I have driven across the United States twice as an adult, literally from coast to coast as we moved from San Diego, California to Savannah, Georgia and then back again three and a half years later. I highly recommend the cross-country drive to anyone, particularly if you're going to do it in a large diesel-fueled moving vehicle of the type rented out by U-Haul, Budget, and Ryder.

Because you see, when you make the cross-country trip you realize how frickin' weird this country can be. Life on the open road, especially if you take the time to stop off now and then to check out the local attractions at the many small towns you pass through, quickly takes on a decidedly surreal cast.

The reason you do it in a diesel truck is that it puts you a step closer to the men who live this strangeness almost every day of their lives: the truckers. Now sure, there are women truckers out there. I've known one or two, but I sure didn't see any on my trip. At every truck stop (which is the one place you are always sure to find diesel fuel) I saw lots and lots of men. Guys. Fellas. Dudes with Willie Nelson beards and sunglasses. Some lean and ropy, some with enormous jiggling guts straining at t-shirts with images of lone wolves on a rocky outcropping, or fierce American eagles superimposed on Old Glory. Some of them had girlfriends and wives with them, which is sort of what I'm leading up to.

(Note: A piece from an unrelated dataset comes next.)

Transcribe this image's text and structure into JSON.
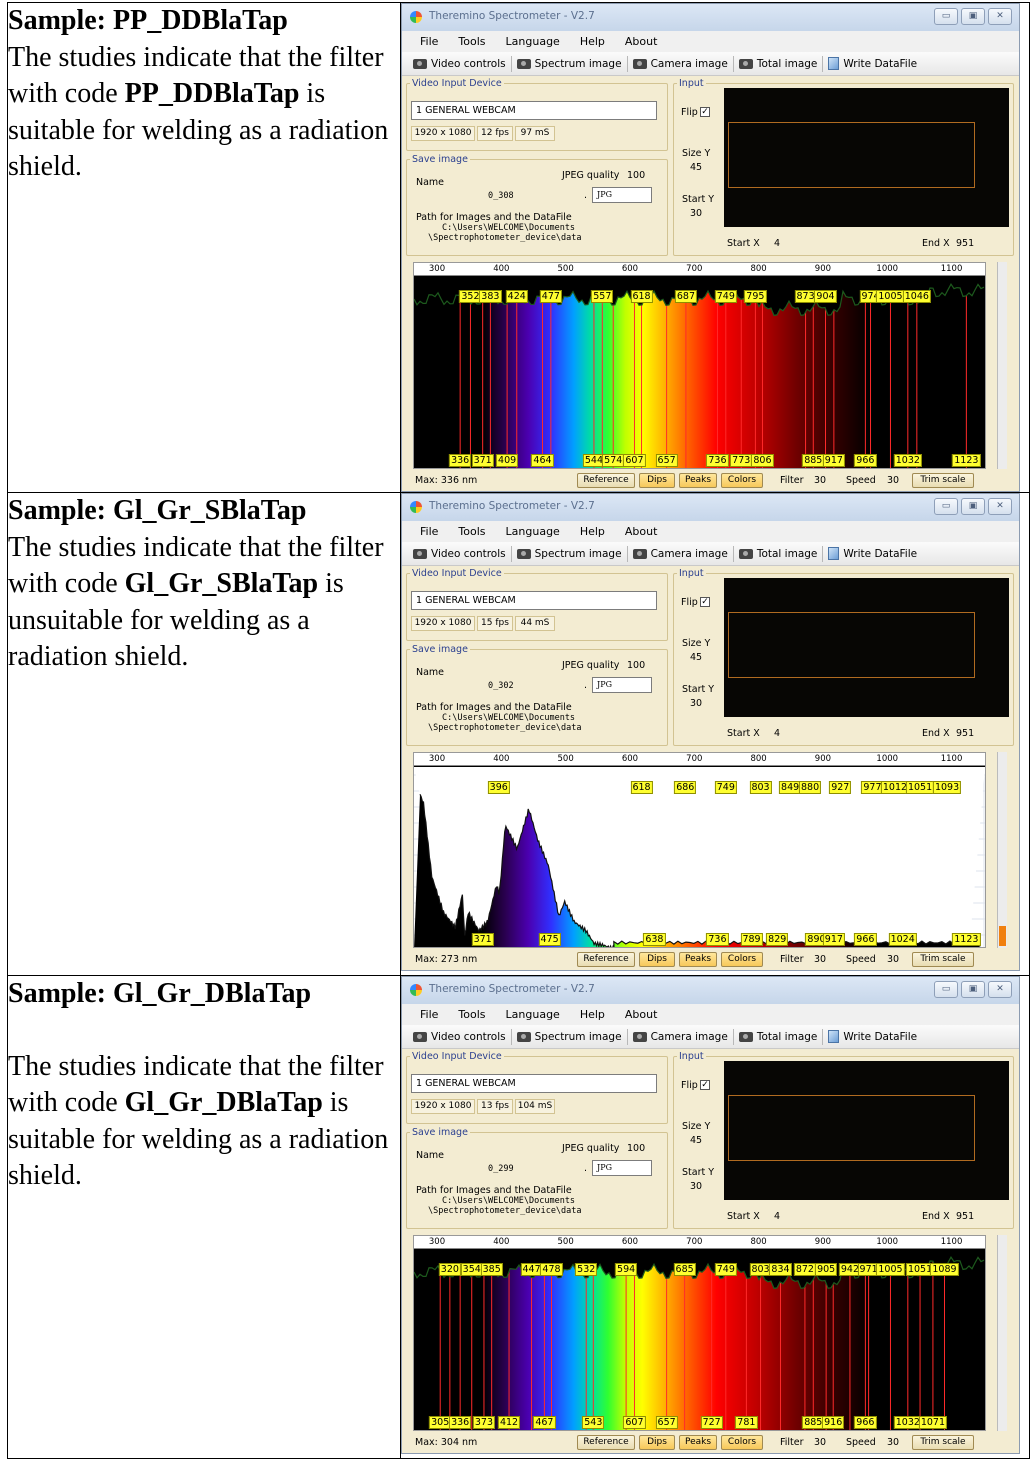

See, I was just passing through this absurdly large land of ours, drinking date milkshakes in the middle of the Arizona desert, goggling at castles built in the heart of Texas, buying gasoline at a station called the BAR-F and laying down 75 cents for a look at "The Thing -- What Is It??". I was traveling from point A to point B and then I would return to Normalsville. But truck drivers? They live here, on a road that never ends, sleeping in their vehicles and showering in stalls at the Flying J. All the necessities of life can be found at the truck stop: food, a place to sleep, and a place to bathe.

And somehow, there's also sex. With whom I don't know. There's the old saw about the trucker with "a girl in every town", and I am of course familiar with the concept of lot lizards (though try as I might I never caught sight of one), but the idea of hooking up with someone in a place that you're rolling out of tomorrow, and might not return to for months, is foreign to me. I don't know where the women are that would go for this kind of a man. I have clearly led a very sheltered life.

But one thing I do know, and it's that the sex is wild, man. I know this from going in the truck stop men's room, where chrome vending machines bolted to the wall dispense numbing creams, lotions, oils, herbal supplements for additional stamina, tiny illustrated copies of the Kama Sutra, plugs, and of course a selection of condoms featuring various surfaces designed for her pleasure.

I the last day of the move to Savannah, where my wife was waiting for me in our new apartment, I emerged from the last men's room of the last truck stop we would visit and climbed into the cab next to our friend Belinda, who had accompanied me on the journey. "You know," I said, "I haven't seen Angela for a long time. Do you think she would like to be electrified by a studded rubber nub?"

Belinda stared at me in horror. "Excuse me?" she finally managed.

"There was this vending machine in the men's room, you know?"

"Riiiiight."

"Well, one of them had a sign on it that said, 'Electrify Her With a Studded Rubber Nub'. So do you think..."

"No."

"I mean, I don't know what it is exactly, but the girl on the sign looked REALLY happy."

"NO."

On reflection, I think she was right. These machines were built to serve worldly men, long accustomed to the mysteries of love on the road. I am probably not ready to electrify anyone with a nub.